Illinois Tech Joins Compact with CPS and Illinois Universities and Colleges to Increase CPS Completion Rates

Illinois Institute of Technology is partnering with Chicago Public Schools (CPS) and 13 other universities and colleges to form the Chicago Higher Education Compact, a collaboration dedicated to developing solutions to increase college enrollment, persistence, and completion for CPS graduates, with the goal of increasing the college graduation rate for CPS students to 60 percent by 2025.

A report by the University of Chicago Consortium on School Research (CCSR) reveals that an estimated 14 percent of ninth-graders in CPS will earn a four-year college degree within 10 years of starting high school, up from just 8 percent in 2006. Despite the fact that more CPS students are graduating from high school than ever before, the report also calls attention to the fact that many students remain unprepared for college, and that students experience barriers to college completion once enrolled. The Compact seeks to address barriers and enhance preparation.

The school district has solicited the top colleges and universities attended by CPS graduates to join the Compact. So far, the District has received commitments from 14 colleges and universities, in addition to partners at the CCSR, the Illinois Board of Higher Education, Chicago Collaborative for Undergraduate Success, and the Higher Learning Commission–North Central Association, which will serve the Compact in an advisory capacity

CPS is partnering with leaders of colleges and universities to develop solutions and ensure students receive supports to keep them on-track to graduate college once they enroll. Members of the Compact will convene quarterly to share goals, progress, and best practices.
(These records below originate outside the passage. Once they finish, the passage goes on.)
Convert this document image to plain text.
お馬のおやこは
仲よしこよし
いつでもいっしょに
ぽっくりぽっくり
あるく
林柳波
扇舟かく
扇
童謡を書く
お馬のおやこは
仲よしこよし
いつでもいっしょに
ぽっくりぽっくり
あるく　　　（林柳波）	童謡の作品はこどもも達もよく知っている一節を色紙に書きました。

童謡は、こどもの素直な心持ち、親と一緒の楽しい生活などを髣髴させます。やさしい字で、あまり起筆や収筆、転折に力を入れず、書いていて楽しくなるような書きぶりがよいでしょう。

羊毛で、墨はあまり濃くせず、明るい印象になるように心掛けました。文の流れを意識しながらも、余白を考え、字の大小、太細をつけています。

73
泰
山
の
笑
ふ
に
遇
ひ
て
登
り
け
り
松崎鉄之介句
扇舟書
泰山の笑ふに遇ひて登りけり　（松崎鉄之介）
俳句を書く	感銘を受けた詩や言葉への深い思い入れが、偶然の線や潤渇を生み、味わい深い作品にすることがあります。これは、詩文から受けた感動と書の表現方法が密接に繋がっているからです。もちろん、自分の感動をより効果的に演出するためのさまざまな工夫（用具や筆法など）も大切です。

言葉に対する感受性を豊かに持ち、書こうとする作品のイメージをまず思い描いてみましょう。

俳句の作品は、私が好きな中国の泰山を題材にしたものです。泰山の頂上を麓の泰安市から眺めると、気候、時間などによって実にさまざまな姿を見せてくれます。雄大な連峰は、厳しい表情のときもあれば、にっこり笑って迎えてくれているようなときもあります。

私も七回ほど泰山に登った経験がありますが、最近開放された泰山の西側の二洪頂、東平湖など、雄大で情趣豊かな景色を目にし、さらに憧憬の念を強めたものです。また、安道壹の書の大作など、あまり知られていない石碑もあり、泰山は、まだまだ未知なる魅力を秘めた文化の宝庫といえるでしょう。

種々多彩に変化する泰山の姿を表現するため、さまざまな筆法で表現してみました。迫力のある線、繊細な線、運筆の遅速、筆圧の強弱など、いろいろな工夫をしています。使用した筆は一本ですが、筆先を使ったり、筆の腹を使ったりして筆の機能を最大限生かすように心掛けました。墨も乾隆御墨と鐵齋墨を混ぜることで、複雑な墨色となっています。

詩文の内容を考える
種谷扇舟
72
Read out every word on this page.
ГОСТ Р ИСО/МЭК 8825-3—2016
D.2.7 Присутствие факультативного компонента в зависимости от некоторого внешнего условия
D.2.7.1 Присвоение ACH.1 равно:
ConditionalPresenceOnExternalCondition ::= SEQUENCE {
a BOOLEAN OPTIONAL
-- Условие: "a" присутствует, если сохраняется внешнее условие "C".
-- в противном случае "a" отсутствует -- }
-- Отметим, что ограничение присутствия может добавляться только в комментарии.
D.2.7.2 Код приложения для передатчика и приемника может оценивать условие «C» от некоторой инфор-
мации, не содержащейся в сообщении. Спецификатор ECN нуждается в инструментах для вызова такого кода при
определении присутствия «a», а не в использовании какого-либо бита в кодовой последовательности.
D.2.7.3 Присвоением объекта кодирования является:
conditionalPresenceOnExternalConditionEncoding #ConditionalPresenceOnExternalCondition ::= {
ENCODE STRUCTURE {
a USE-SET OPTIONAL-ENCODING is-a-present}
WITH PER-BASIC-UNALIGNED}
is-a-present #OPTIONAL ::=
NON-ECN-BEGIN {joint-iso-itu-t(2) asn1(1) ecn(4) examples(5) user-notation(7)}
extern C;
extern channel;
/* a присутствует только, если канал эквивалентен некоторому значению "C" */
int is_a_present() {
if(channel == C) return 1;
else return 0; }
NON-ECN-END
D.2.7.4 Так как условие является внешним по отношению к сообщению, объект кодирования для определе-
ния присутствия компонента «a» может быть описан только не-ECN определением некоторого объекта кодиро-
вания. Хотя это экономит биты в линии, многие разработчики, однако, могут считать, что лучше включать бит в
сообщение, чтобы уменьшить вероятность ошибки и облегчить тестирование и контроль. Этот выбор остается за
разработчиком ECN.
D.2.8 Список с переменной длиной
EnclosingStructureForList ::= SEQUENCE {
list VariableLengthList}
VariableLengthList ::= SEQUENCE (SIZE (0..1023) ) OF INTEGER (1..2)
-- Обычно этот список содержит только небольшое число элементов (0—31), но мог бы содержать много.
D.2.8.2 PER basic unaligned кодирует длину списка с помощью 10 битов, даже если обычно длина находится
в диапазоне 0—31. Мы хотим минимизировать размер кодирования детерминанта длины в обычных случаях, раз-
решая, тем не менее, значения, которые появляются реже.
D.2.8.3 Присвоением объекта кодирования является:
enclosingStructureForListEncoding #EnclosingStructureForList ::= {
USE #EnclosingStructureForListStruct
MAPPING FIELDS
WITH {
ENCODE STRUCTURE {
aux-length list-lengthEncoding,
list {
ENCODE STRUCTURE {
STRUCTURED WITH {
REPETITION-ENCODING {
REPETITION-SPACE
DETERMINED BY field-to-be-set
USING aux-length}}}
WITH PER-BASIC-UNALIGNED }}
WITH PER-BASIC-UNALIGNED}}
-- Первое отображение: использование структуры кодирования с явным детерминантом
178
The goal of 60 percent of CPS graduates completing a four-year degree by 2025 will serve as the target for the entire Compact while the school district works collaboratively to set and meet institution-specific goals. Additionally, CPS has committed to growing the high school graduation rate, increasing academic rigor and social/emotional supports to increase college readiness and schools where they can be most successful.